We agree; there is no one sure-proof way to make it happen. But we have learned a lot from the handful of times we’ve experienced it firsthand, and we want to share with you some of the ingredients that have been consistent across those experiences.

Disclaimer: This is not an invitation for you to message us asking us to help you go viral. If your only goal is to go viral, you have already lost. It takes time to grow a healthy social media account. That is what we can help you do. Going viral is a byproduct of a healthy account.

Ingredient # 1: Your overall presence is healthy and alive.

We are all about establishing a living and healthy social media presence. Check out some of our previous posts if you want to know more about how to do this. Essentially, we are working towards loosening up the algorithm beast. The longer we please the algorithm, the more the algorithm begins to trust us.

Remember, Facebook is the one in control. You have to please Facebook before it will reward you. There are way too many businesses creating posts that look like advertisements. If that is you, everything else we are about to share is irrelevant.
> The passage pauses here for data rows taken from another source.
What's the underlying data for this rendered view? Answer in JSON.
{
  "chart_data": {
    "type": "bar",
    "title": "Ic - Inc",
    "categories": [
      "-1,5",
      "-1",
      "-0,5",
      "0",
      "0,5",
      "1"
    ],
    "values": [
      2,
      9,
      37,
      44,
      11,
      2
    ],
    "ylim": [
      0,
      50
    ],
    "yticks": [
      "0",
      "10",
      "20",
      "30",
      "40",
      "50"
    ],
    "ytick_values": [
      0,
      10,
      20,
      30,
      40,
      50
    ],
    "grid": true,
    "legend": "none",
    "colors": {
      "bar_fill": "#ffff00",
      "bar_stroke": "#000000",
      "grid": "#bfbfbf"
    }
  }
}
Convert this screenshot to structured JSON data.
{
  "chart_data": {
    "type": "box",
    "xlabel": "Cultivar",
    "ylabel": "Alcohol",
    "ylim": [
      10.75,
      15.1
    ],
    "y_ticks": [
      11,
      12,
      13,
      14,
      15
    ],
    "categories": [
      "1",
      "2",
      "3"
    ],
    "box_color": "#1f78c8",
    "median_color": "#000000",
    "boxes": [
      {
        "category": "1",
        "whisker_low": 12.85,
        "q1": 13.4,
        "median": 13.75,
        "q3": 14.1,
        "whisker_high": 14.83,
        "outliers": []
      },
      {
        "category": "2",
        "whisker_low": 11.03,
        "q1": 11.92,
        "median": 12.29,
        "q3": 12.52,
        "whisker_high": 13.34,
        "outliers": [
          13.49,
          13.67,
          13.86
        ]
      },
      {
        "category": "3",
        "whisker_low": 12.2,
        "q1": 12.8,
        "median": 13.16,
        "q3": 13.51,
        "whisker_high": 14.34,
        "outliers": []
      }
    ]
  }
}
Ingredient # 2: Your content is bold and significant.

Funny, relevant, or an opportunity: those are three major categories that nearly all viral posts fall under. We would also add the words bold or significant in front of those three. Sure, you can give an opportunity, but if it isn’t a significant or bold opportunity, then no one will care.

Also, we typically see that it is a combination of two of the three.

Ingredient # 3: A bigger fish pays attention.

Every single time, it felt like a tipping point for our viral posts came from a bigger fish paying attention to us. One time it was a rather large local brewing company that offered to join efforts with us. Another time it was a large newspaper that saw the need and was willing to join.

When the algorithm sees that a bigger fish is helping a smaller fish, the algorithm will want to help you too.

Ingredient # 4: “A watched pot never boils.”

As a kid, I spent a lot of time at Grandma’s house, and I loved to help her cook. She would always tell me as I stared at the boiling pot or the cookies in the oven, “A watched pot never boils.”

This one may sound a little more outlandish, but we are convinced there is some sort of correlation. Every time we have had a post go viral, it was while we weren’t watching it. I’ll give you an example.

Kelsie and I were in Mexico on vacation. We had “unplugged” from life and happened to check back in briefly to see how our kids were doing. One of our clients had reached out. A post we’d launched before leaving had gone viral. “Aaron, Kelsie, you know that post you put up a couple of days ago? Remember how you told us you think this one has potential to go viral? Yeah, well, it has, and I can’t keep up with the demand! Please help me!”

So we did, and we ended up with 5,800 extras.

But the point is this, don’t keep checking your posts over and over again to see how it is doing. For the clients that we work with, if we see a post coming that we think has potential to go viral, we implement a “no look” period with anyone on that account. Essentially for six hours after it is posted, we tell them all to stay off of their Facebook. Not off of their page, but off of Facebook entirely.

Facebook knows when you are on and off of their platform. They know if you keep checking a post to see how it is doing. The algorithm is asking, “Why do you keep checking your page? Do you think you should be rewarded for something you have produced?”

We told you it would sound outlandish.